Our stories are everywhere, not just in history books.

Samantha Dale: What I wish people knew when it came to Indigenous education is that we are still here. We matter, we want to be seen and heard, and valued. Let Indigenous people write the history. Learn about the people whose land your school is on. Become aware of where you are and who had to sacrifice for you to have that space because Indigenous people lost a lot for us to even exist on this land. Have the Indigenous communities around you be an active part of the education that you're providing, not just in November and not just on Columbus Day, but every day. 

Lydia Yellow Hawk: When I think about indigenizing education, some people want to think about it in a pre-colonial context. Even though we do have that history we also have to think about where we are in our own history as well. Everything that we're experiencing as Indigenous peoples today is also a part of that history. And we need to think about our issues and our culture, our language, in a contemporary sense because we're not a people of the past. Yes, we honor our ancestors, we honor what did happen to us. But we also have to focus on the present and the future for the continued survival of our relatives.

“We need to think about our issues and our culture, our language, in a contemporary sense because we're not a people of the past.”

Lydia Yellow Hawk

Middle School Teacher

South Dakota '19

Supporting the Next Generation of Leaders & Activists

With more Native educators, we are able to break down barriers to opportunity.

Joshua Reid (Washington ‘94), associate professor, University of Washington, Snohomish Indian Nation.

Joshua Reid: I think it would encourage more Native students to complete high school, to go on to college and to see graduate school, master's degrees, and Ph.Ds as real possibilities. The population demographics for Native students are still among the worst with all of those metrics. And so the more of us who are in these types of positions where we can help to support Native students to make sure that they complete their college degree, I think that that can be a game-changer in the long run. 

I'm already seeing the ways that history itself as a discipline, especially U.S. history, history of the North American West, or even environmental history is changing because we have Native scholars doing the research and writing the scholarship. That has radically changed the discipline in those fields to be more inclusive, to tell more authentic stories, to write histories of the past in collaboration with Native nations, and working on projects that make sense to Indigenous peoples and are of value to them. 

Rennea Howell: I do believe my students are capable of anything. Whether or not they are given the opportunity to achieve those things is a different story. And I think it does tie into whether or not we are Indigenizing our curriculum, whether or not we have Indigenous representation, whether or not we're giving students those role models that they can strive to be like. I feel that in a lot of senses, the validity of having representation is often kind of looked at with a side-eye. It's not prioritized in the way that I think it should be.

Juana Castillo: For students growing up today, we want it to be the norm for them to see Indigenous people from their community in the classroom just like how I was growing up.
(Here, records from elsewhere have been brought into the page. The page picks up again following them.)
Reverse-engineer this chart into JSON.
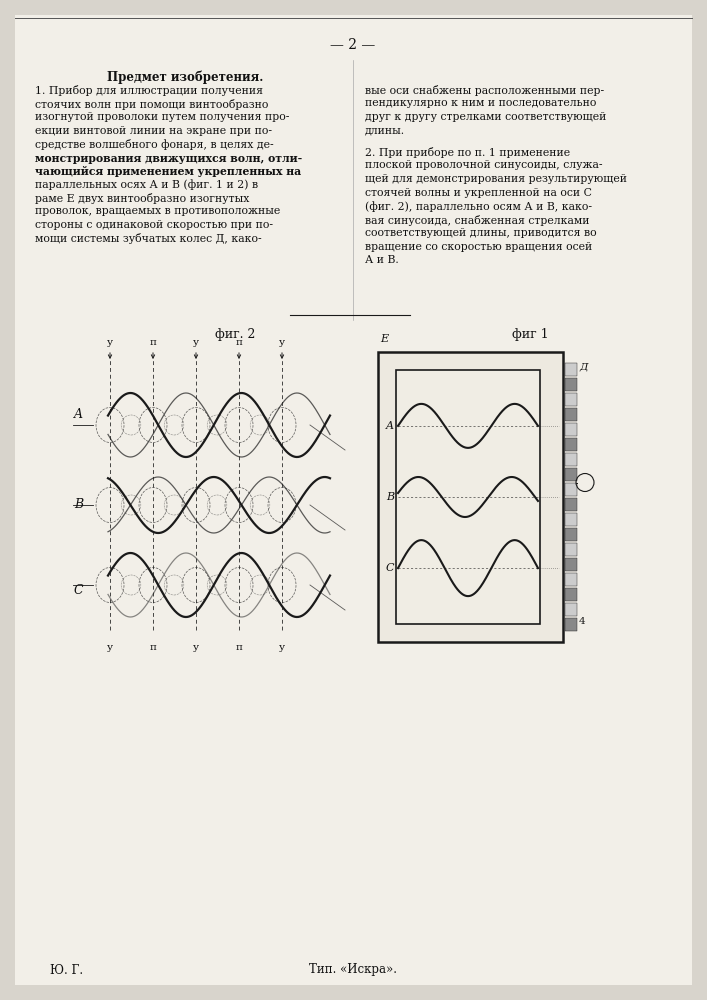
{
  "bg_color": "#d8d4cc",
  "page_color": "#f2efe8",
  "title_page_num": "— 2 —",
  "col1_header": "Предмет изобретения.",
  "footer_left": "Ю. Г.",
  "footer_center": "Тип. «Искра».",
  "fig2_label": "фиг 2",
  "fig1_label": "фиг 1",
  "line_color": "#1a1a1a",
  "text_color": "#111111"
}
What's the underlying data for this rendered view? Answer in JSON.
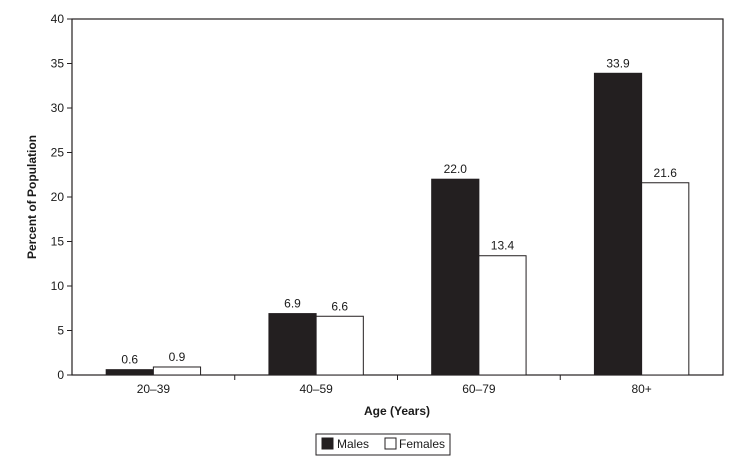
{
  "chart_data": {
    "type": "bar",
    "title": "",
    "xlabel": "Age (Years)",
    "ylabel": "Percent of Population",
    "categories": [
      "20–39",
      "40–59",
      "60–79",
      "80+"
    ],
    "series": [
      {
        "name": "Males",
        "values": [
          0.6,
          6.9,
          22.0,
          33.9
        ],
        "labels": [
          "0.6",
          "6.9",
          "22.0",
          "33.9"
        ],
        "color": "#231f20"
      },
      {
        "name": "Females",
        "values": [
          0.9,
          6.6,
          13.4,
          21.6
        ],
        "labels": [
          "0.9",
          "6.6",
          "13.4",
          "21.6"
        ],
        "color": "#ffffff"
      }
    ],
    "ylim": [
      0,
      40
    ],
    "yticks": [
      "0",
      "5",
      "10",
      "15",
      "20",
      "25",
      "30",
      "35",
      "40"
    ],
    "grid": false,
    "legend_position": "bottom-center"
  }
}
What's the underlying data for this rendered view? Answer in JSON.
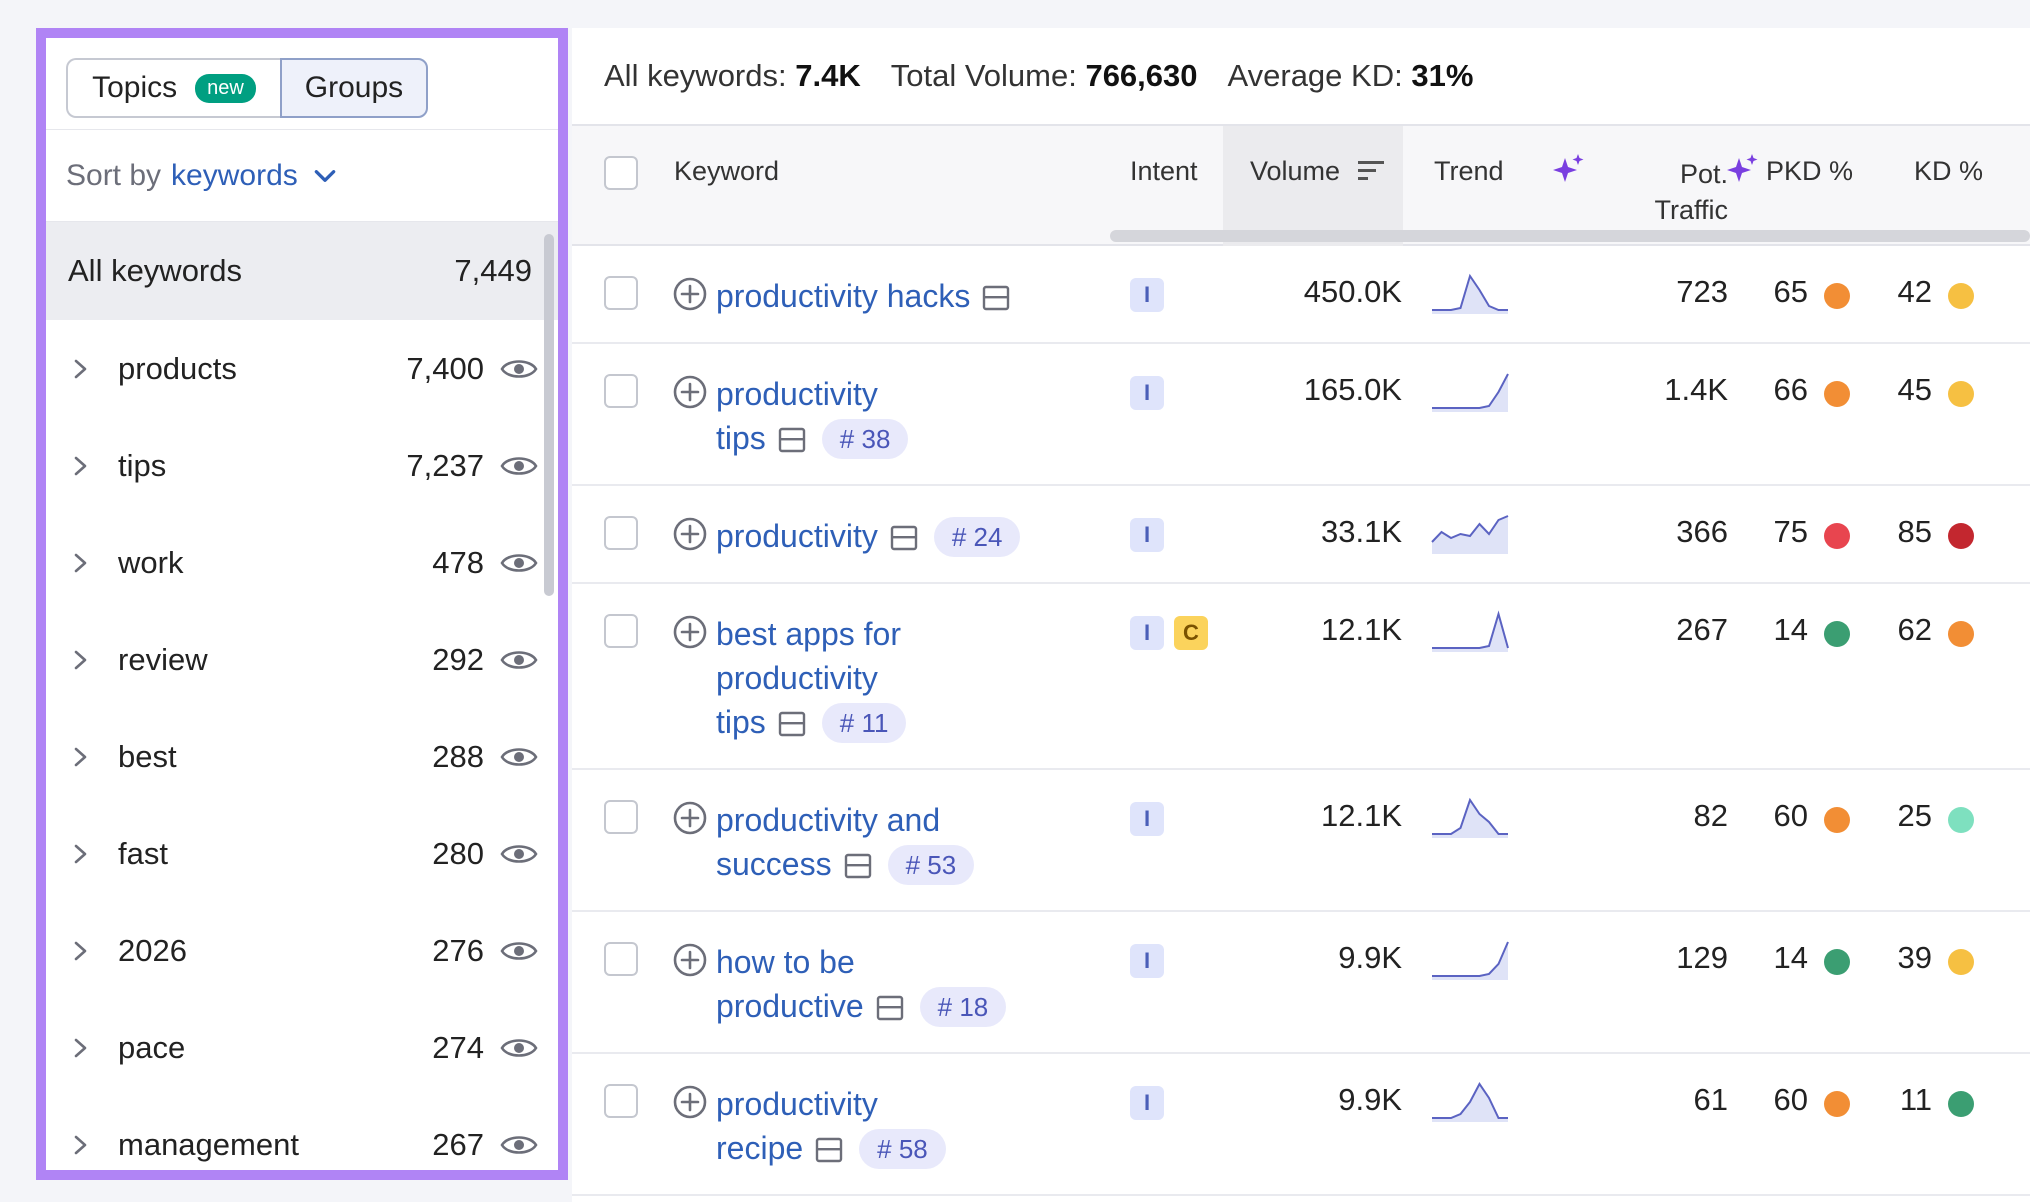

I'm hoping that it becomes the norm and you see more Indigenous educators in the classroom motivating more of our students to achieve more.
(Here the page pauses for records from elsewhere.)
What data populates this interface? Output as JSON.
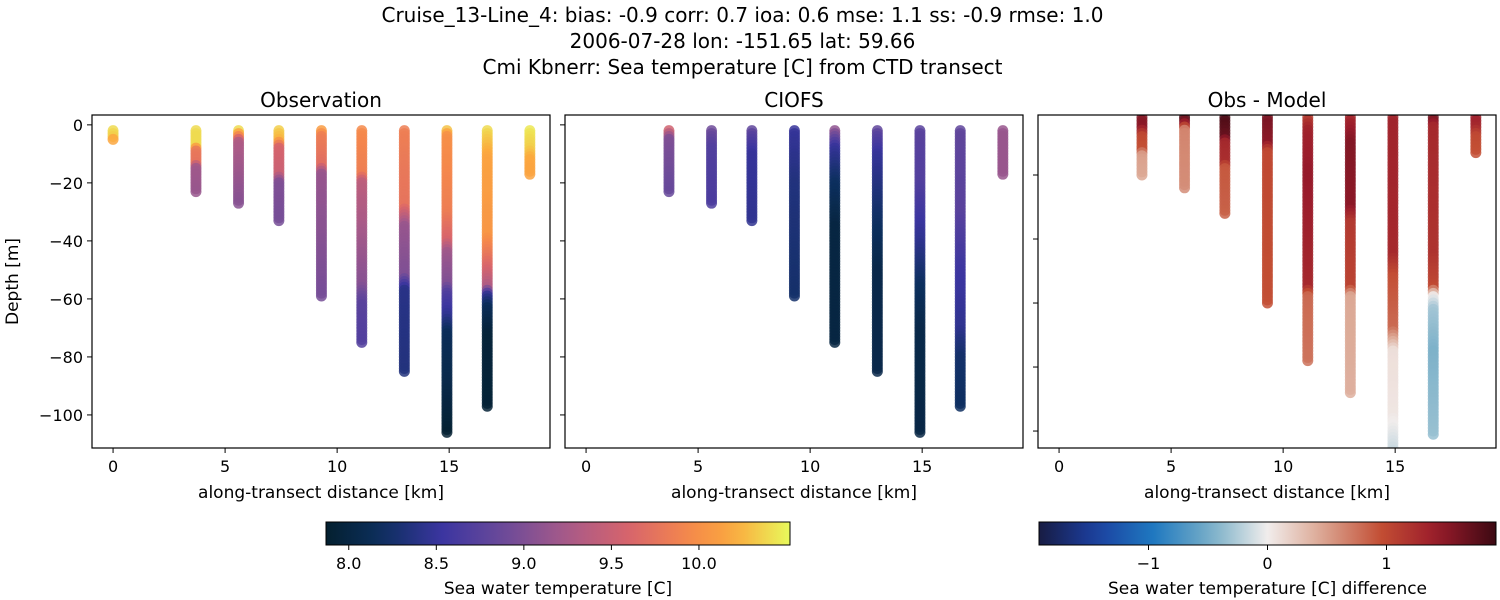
{
  "title_lines": [
    "Cruise_13-Line_4: bias: -0.9  corr: 0.7  ioa: 0.6  mse: 1.1  ss: -0.9  rmse: 1.0",
    "2006-07-28 lon: -151.65 lat: 59.66",
    "Cmi Kbnerr: Sea temperature [C] from CTD transect"
  ],
  "chart_data": [
    {
      "type": "scatter",
      "title": "Observation",
      "xlabel": "along-transect distance [km]",
      "ylabel": "Depth [m]",
      "xlim": [
        -0.94,
        19.5
      ],
      "ylim": [
        -111.4,
        3.4
      ],
      "xticks": [
        0,
        5,
        10,
        15
      ],
      "yticks": [
        0,
        -20,
        -40,
        -60,
        -80,
        -100
      ],
      "colormap": "thermal",
      "clim": [
        7.87,
        10.52
      ],
      "stations": [
        {
          "x": 0.0,
          "profile": [
            [
              -2,
              10.4
            ],
            [
              -4,
              10.35
            ],
            [
              -5.5,
              10.1
            ]
          ]
        },
        {
          "x": 3.7,
          "profile": [
            [
              -2,
              10.4
            ],
            [
              -7,
              10.4
            ],
            [
              -9,
              9.8
            ],
            [
              -13,
              9.75
            ],
            [
              -15,
              9.2
            ],
            [
              -23,
              9.15
            ]
          ]
        },
        {
          "x": 5.6,
          "profile": [
            [
              -2,
              10.4
            ],
            [
              -4,
              9.9
            ],
            [
              -6,
              9.3
            ],
            [
              -27,
              9.05
            ]
          ]
        },
        {
          "x": 7.4,
          "profile": [
            [
              -2,
              10.35
            ],
            [
              -5,
              10.25
            ],
            [
              -8,
              9.6
            ],
            [
              -17,
              9.5
            ],
            [
              -20,
              9.0
            ],
            [
              -33,
              8.95
            ]
          ]
        },
        {
          "x": 9.3,
          "profile": [
            [
              -2,
              10.1
            ],
            [
              -4,
              9.85
            ],
            [
              -14,
              9.7
            ],
            [
              -17,
              9.15
            ],
            [
              -59,
              8.95
            ]
          ]
        },
        {
          "x": 11.1,
          "profile": [
            [
              -2,
              9.95
            ],
            [
              -17,
              9.85
            ],
            [
              -20,
              9.4
            ],
            [
              -40,
              9.2
            ],
            [
              -55,
              9.05
            ],
            [
              -62,
              8.75
            ],
            [
              -75,
              8.7
            ]
          ]
        },
        {
          "x": 13.0,
          "profile": [
            [
              -2,
              9.85
            ],
            [
              -28,
              9.75
            ],
            [
              -35,
              9.15
            ],
            [
              -52,
              9.0
            ],
            [
              -57,
              8.4
            ],
            [
              -85,
              8.35
            ]
          ]
        },
        {
          "x": 14.9,
          "profile": [
            [
              -2,
              10.3
            ],
            [
              -4,
              10.0
            ],
            [
              -30,
              9.85
            ],
            [
              -40,
              9.6
            ],
            [
              -44,
              9.2
            ],
            [
              -55,
              9.0
            ],
            [
              -58,
              8.7
            ],
            [
              -66,
              8.45
            ],
            [
              -72,
              8.15
            ],
            [
              -90,
              8.05
            ],
            [
              -106,
              7.9
            ]
          ]
        },
        {
          "x": 16.7,
          "profile": [
            [
              -2,
              10.4
            ],
            [
              -6,
              10.3
            ],
            [
              -12,
              10.15
            ],
            [
              -38,
              10.05
            ],
            [
              -50,
              9.6
            ],
            [
              -56,
              9.3
            ],
            [
              -59,
              8.45
            ],
            [
              -63,
              8.15
            ],
            [
              -72,
              7.95
            ],
            [
              -97,
              7.92
            ]
          ]
        },
        {
          "x": 18.6,
          "profile": [
            [
              -2,
              10.45
            ],
            [
              -8,
              10.35
            ],
            [
              -12,
              10.2
            ],
            [
              -17,
              10.15
            ]
          ]
        }
      ]
    },
    {
      "type": "scatter",
      "title": "CIOFS",
      "xlabel": "along-transect distance [km]",
      "xlim": [
        -0.94,
        19.5
      ],
      "ylim": [
        -111.4,
        3.4
      ],
      "xticks": [
        0,
        5,
        10,
        15
      ],
      "yticks": [
        0,
        -20,
        -40,
        -60,
        -80,
        -100
      ],
      "colormap": "thermal",
      "clim": [
        7.87,
        10.52
      ],
      "stations": [
        {
          "x": 3.7,
          "profile": [
            [
              -2,
              9.55
            ],
            [
              -5,
              9.0
            ],
            [
              -23,
              8.85
            ]
          ]
        },
        {
          "x": 5.6,
          "profile": [
            [
              -2,
              8.9
            ],
            [
              -8,
              8.7
            ],
            [
              -27,
              8.65
            ]
          ]
        },
        {
          "x": 7.4,
          "profile": [
            [
              -2,
              8.8
            ],
            [
              -10,
              8.5
            ],
            [
              -33,
              8.45
            ]
          ]
        },
        {
          "x": 9.3,
          "profile": [
            [
              -2,
              8.5
            ],
            [
              -20,
              8.35
            ],
            [
              -59,
              8.25
            ]
          ]
        },
        {
          "x": 11.1,
          "profile": [
            [
              -2,
              9.1
            ],
            [
              -8,
              8.5
            ],
            [
              -20,
              8.2
            ],
            [
              -35,
              8.0
            ],
            [
              -75,
              8.0
            ]
          ]
        },
        {
          "x": 13.0,
          "profile": [
            [
              -2,
              8.8
            ],
            [
              -10,
              8.5
            ],
            [
              -30,
              8.25
            ],
            [
              -50,
              8.05
            ],
            [
              -85,
              8.05
            ]
          ]
        },
        {
          "x": 14.9,
          "profile": [
            [
              -2,
              8.75
            ],
            [
              -20,
              8.7
            ],
            [
              -40,
              8.45
            ],
            [
              -55,
              8.2
            ],
            [
              -70,
              8.05
            ],
            [
              -106,
              8.02
            ]
          ]
        },
        {
          "x": 16.7,
          "profile": [
            [
              -2,
              8.8
            ],
            [
              -30,
              8.75
            ],
            [
              -50,
              8.55
            ],
            [
              -70,
              8.45
            ],
            [
              -80,
              8.25
            ],
            [
              -97,
              8.2
            ]
          ]
        },
        {
          "x": 18.6,
          "profile": [
            [
              -2,
              9.15
            ],
            [
              -17,
              9.15
            ]
          ]
        }
      ]
    },
    {
      "type": "scatter",
      "title": "Obs - Model",
      "xlabel": "along-transect distance [km]",
      "xlim": [
        -0.94,
        19.5
      ],
      "ylim": [
        -105.3,
        -1.25
      ],
      "xticks": [
        0,
        5,
        10,
        15
      ],
      "yticks": [
        -20,
        -40,
        -60,
        -80,
        -100
      ],
      "colormap": "balance",
      "clim": [
        -1.92,
        1.92
      ],
      "stations": [
        {
          "x": 3.7,
          "profile": [
            [
              -2,
              1.55
            ],
            [
              -5,
              1.5
            ],
            [
              -8,
              1.0
            ],
            [
              -12,
              0.95
            ],
            [
              -14,
              0.5
            ],
            [
              -20,
              0.45
            ]
          ]
        },
        {
          "x": 5.6,
          "profile": [
            [
              -2,
              1.85
            ],
            [
              -4,
              1.4
            ],
            [
              -6,
              0.65
            ],
            [
              -24,
              0.6
            ]
          ]
        },
        {
          "x": 7.4,
          "profile": [
            [
              -2,
              1.85
            ],
            [
              -8,
              1.7
            ],
            [
              -10,
              1.3
            ],
            [
              -16,
              1.25
            ],
            [
              -18,
              0.9
            ],
            [
              -32,
              0.85
            ]
          ]
        },
        {
          "x": 9.3,
          "profile": [
            [
              -2,
              1.6
            ],
            [
              -10,
              1.5
            ],
            [
              -13,
              1.0
            ],
            [
              -60,
              0.95
            ]
          ]
        },
        {
          "x": 11.1,
          "profile": [
            [
              -2,
              1.1
            ],
            [
              -6,
              1.35
            ],
            [
              -20,
              1.45
            ],
            [
              -55,
              1.3
            ],
            [
              -58,
              0.8
            ],
            [
              -78,
              0.75
            ]
          ]
        },
        {
          "x": 13.0,
          "profile": [
            [
              -2,
              1.3
            ],
            [
              -10,
              1.55
            ],
            [
              -30,
              1.5
            ],
            [
              -35,
              1.15
            ],
            [
              -55,
              1.05
            ],
            [
              -58,
              0.45
            ],
            [
              -88,
              0.4
            ]
          ]
        },
        {
          "x": 14.9,
          "profile": [
            [
              -2,
              1.35
            ],
            [
              -45,
              1.3
            ],
            [
              -52,
              0.95
            ],
            [
              -68,
              0.8
            ],
            [
              -75,
              0.1
            ],
            [
              -95,
              0.05
            ],
            [
              -106,
              -0.15
            ]
          ]
        },
        {
          "x": 16.7,
          "profile": [
            [
              -2,
              1.65
            ],
            [
              -5,
              1.3
            ],
            [
              -45,
              1.2
            ],
            [
              -55,
              1.0
            ],
            [
              -58,
              0.0
            ],
            [
              -62,
              -0.3
            ],
            [
              -75,
              -0.45
            ],
            [
              -101,
              -0.35
            ]
          ]
        },
        {
          "x": 18.6,
          "profile": [
            [
              -2,
              1.4
            ],
            [
              -5,
              1.3
            ],
            [
              -8,
              1.0
            ],
            [
              -13,
              0.95
            ]
          ]
        }
      ]
    }
  ],
  "colorbars": [
    {
      "label": "Sea water temperature [C]",
      "colormap": "thermal",
      "range": [
        7.87,
        10.52
      ],
      "ticks": [
        "8.0",
        "8.5",
        "9.0",
        "9.5",
        "10.0"
      ],
      "tick_values": [
        8.0,
        8.5,
        9.0,
        9.5,
        10.0
      ]
    },
    {
      "label": "Sea water temperature [C] difference",
      "colormap": "balance",
      "range": [
        -1.92,
        1.92
      ],
      "ticks": [
        "−1",
        "0",
        "1"
      ],
      "tick_values": [
        -1,
        0,
        1
      ]
    }
  ]
}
Samantha Dale: I think what would be possible is that we are no longer invisible and we are fully represented in all spaces. If I look forward to my grandchildren in classrooms. I would want them to have a teacher who is bold and courageous and talks about all people and tells their true story. 

What I'm doing now is not only for this generation but for the rest of the generations to come. The work that I do at home, the education that we provide my sons about who they are and where they come from matters so much because I want them to walk into any space and proudly say, I am an Indigenous man. I am from the Haliwa-Saponi tribe. I am a proud North Carolinian. I am from a small community and I am here advocating for myself.